EU foreign ministers today gave the go-ahead to European Commission president José Manuel Barroso to negotiate a deal with the US to allow their intelligence agencies access to the Swift system, which helps clear international banking transactions.
German politicians have cried foul over the move.
“It is unreasonable and excessive that banking data can be inspected without any criminal suspicion,” environmentalist Green Party deputy parliamentary floorleader Jürgen Trittin said in an interview published Monday in the daily Berliner Zeitung.
“The federal government should not agree under any circumstances to allow this attack on principle of personal data privacy,” Trittin said.
On the opposite end of the political spectrum, the head of the conservative Christian Social Union, sister party to Chancellor Angela Merkel’s Christian Democratic Union (CDU), also denounced the measure.
“That such a wide-reaching intervention into the personal privacy rights of citizens by the bureaucracy is possible, without the involvement of the European or German parliaments, is a scandal,” said CSU head Horst Seehofer at a speech in Munich on Monday.
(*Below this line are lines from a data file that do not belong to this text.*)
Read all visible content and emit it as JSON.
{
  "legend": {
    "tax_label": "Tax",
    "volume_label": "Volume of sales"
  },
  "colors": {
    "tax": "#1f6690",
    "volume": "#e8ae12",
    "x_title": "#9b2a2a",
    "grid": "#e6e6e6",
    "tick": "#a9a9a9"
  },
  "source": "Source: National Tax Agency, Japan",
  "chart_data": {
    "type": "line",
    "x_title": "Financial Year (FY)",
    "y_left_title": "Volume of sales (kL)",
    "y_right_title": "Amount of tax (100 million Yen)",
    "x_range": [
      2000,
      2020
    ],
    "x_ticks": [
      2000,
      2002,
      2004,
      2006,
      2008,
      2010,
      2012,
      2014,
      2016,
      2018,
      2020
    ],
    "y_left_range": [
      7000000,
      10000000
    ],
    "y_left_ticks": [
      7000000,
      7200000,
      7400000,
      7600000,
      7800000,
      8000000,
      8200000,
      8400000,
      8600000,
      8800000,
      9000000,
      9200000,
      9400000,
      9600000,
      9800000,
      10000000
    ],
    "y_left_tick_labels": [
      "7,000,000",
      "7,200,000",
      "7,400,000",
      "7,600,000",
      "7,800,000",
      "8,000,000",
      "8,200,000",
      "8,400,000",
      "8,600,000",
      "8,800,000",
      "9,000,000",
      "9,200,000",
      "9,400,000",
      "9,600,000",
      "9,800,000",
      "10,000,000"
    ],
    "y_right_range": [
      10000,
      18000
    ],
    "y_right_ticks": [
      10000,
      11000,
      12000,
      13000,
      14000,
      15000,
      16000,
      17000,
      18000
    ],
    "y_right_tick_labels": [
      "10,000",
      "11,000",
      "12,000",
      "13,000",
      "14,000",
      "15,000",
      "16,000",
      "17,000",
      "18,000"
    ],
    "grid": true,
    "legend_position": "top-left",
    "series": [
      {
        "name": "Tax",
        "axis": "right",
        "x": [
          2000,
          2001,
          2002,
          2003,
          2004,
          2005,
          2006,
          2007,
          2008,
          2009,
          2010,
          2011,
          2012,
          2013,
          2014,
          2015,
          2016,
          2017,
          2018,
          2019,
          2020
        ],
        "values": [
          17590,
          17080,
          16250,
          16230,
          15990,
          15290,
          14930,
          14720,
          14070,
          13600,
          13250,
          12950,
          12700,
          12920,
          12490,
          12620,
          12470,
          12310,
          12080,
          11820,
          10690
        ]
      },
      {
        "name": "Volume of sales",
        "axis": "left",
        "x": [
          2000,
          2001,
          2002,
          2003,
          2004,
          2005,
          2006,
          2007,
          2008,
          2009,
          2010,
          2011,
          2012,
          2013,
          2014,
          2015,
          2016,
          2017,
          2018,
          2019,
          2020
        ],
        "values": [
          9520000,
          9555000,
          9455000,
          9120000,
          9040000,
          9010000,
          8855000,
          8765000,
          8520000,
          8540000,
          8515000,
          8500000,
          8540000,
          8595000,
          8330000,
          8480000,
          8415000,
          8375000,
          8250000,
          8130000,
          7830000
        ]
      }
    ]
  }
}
An agreement between the US and EU could be in place by autumn.
In addition to being able to monitor financial transactions that cross borders, the US government could also have access to data about purely domestic transactions, warned the German government’s commissioner for data privacy, Peter Schaar.
In an interview with the broadcaster Deutschlandfunk, he demanded that the German and European parliaments be given the right to scrutinize the deal.